Grewal, 2020). Avec CI (Ivuna-type), CM (Mighei-type),

CV (Vigarano-type et CO (Ornans-type) représentant le réservoirs des chondrites carbonés; LL (low total iron, low metal), L (low total iron) et H (highest total iron) représentnat le réservoir des chondrites ordinaires; EL (low enstatite) et EH (high enstatite) représentant le réservoirs des chondrites à enstatite.
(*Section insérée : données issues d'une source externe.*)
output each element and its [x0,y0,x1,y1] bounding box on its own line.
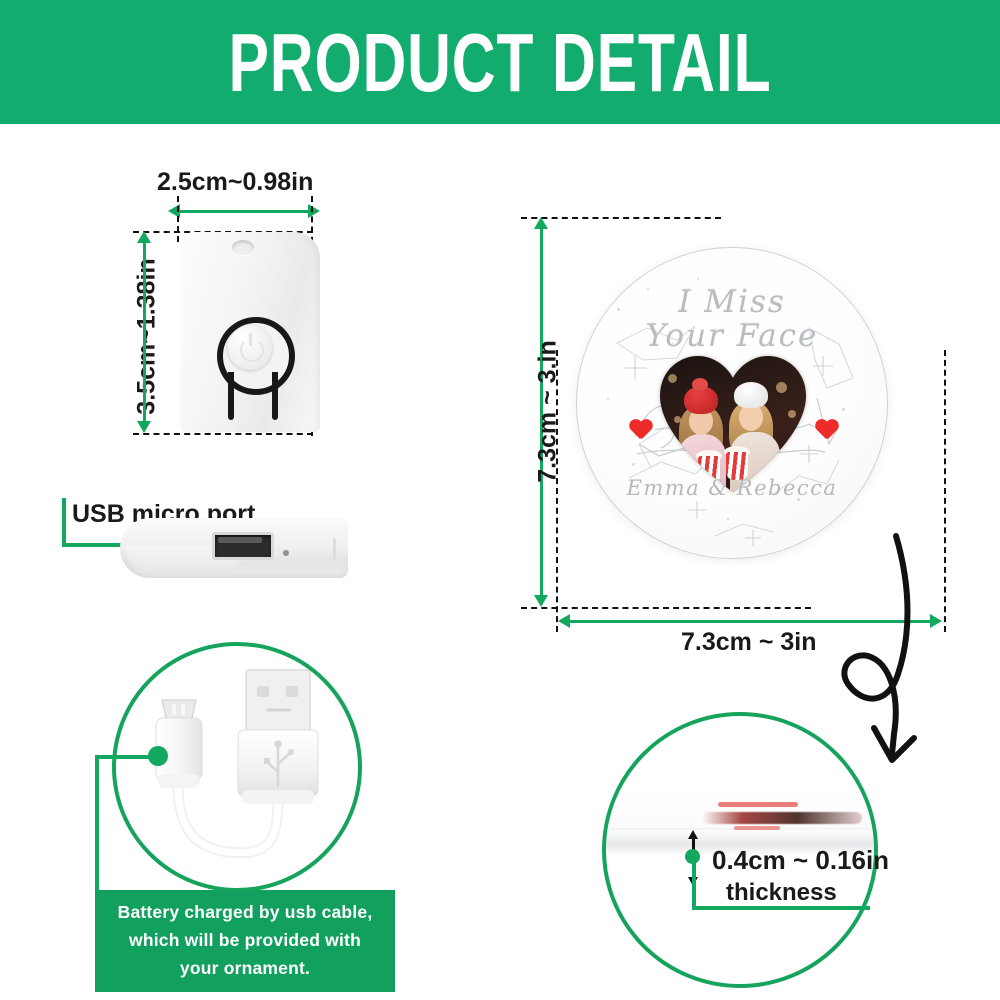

Le rapport C/N de la BSE varie selon les études, avec (i) Marty (2012) et Marty et al. (2020) qui proposent un rapport C/N ≥ 160 (basé sur le rapport N/40Ar de la BSE obtenu à partir des proportions en 40Ar calculées à partir de la teneur en potassium (K) dans la BSE), alors que (ii) Bergin et al., (2015) ont estimé un rapport C/N de la BSE de 40 ± 8 en calculant la teneur de C dans le manteau à partir des rapports CO2/Nb et CO2/Ba dans des OIB (Ocean Island Basalts). Cette dernière estimation est en accord avec les travaux de Halliday (2013) et sera la valeur de référence pour la BSE utilisée dans la figure 1.6.
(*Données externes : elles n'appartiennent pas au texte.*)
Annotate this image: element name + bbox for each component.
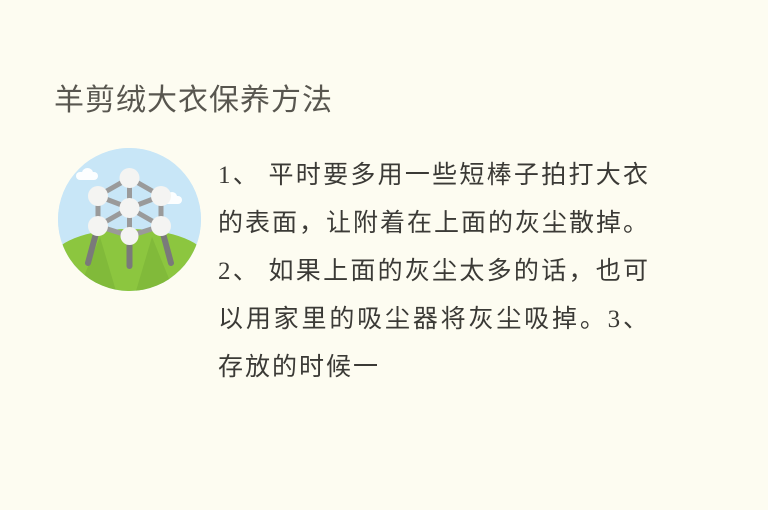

Les différentes estimations de rapport C/N de la BSE proposent un déficit de N par rapport à C (Marty, 2012; Halliday, 2013; Bergin et al., 2015; Marty et al., 2020). Lorsque l'on compare le rapport C/N avec celui des chondrites carbonées, à enstatite et ordinaires (Fig. 1.6) on peut noter que la BSE aurait un rapport superchondritique (Bergin et al., 2015; Hirschmann, 2016; Dasgupta et Grewal, 2019) excluant l'hypothèse de l'apport de volatils d'origine chondritique lors de l'accrétion tardive (Grewal et al., 2019b). Basé sur le fait que C et N sont volatils/sidérophiles, la phase silicatée de la proto-Terre se serait appauvrie en ces éléments durant les processus de recyclage de l'océan magmatique (Dasgupta et al., 2013; Chi et al., 2014). En revanche, le rapport C/N de la BSE est relativement élevé ce qui impliquerait

un fractionnement C/N lié aux planétésimaux et autres corps accrétés par la Terre (Bergin et al., 2015). Un modèle basé sur le comportement des éléments volatils (C-N-S) entre une phase silicaté et une phase métallique à hautes pressions et hautes températures a permis de contraindre leurs comportement durant la ségrégation noyau-manteau (Grewal et al., 2019b). Ce modèle supporte que l'impact géant d'un embryon planétaire riche en éléments volatils pourrait être à l'origine de la formation de la Lune et surtout à l'origine de la principale proportion des éléments volatils sur Terre (Fig. 1.7; Grewal et al., 2019b).

Figure 1.7: modèle de Grewal et al. (2019b) présentant le scénario d'un embryon planétaire riche en éléments volatils qui impacte une proto-Terre relativement pauvre en éléments volatils. Cet impact serait lié à la formation de la lune et surtout à l'apport de la principale proportion d'éléments clés à l'émergence de la vie sur terre (H, N, C, S).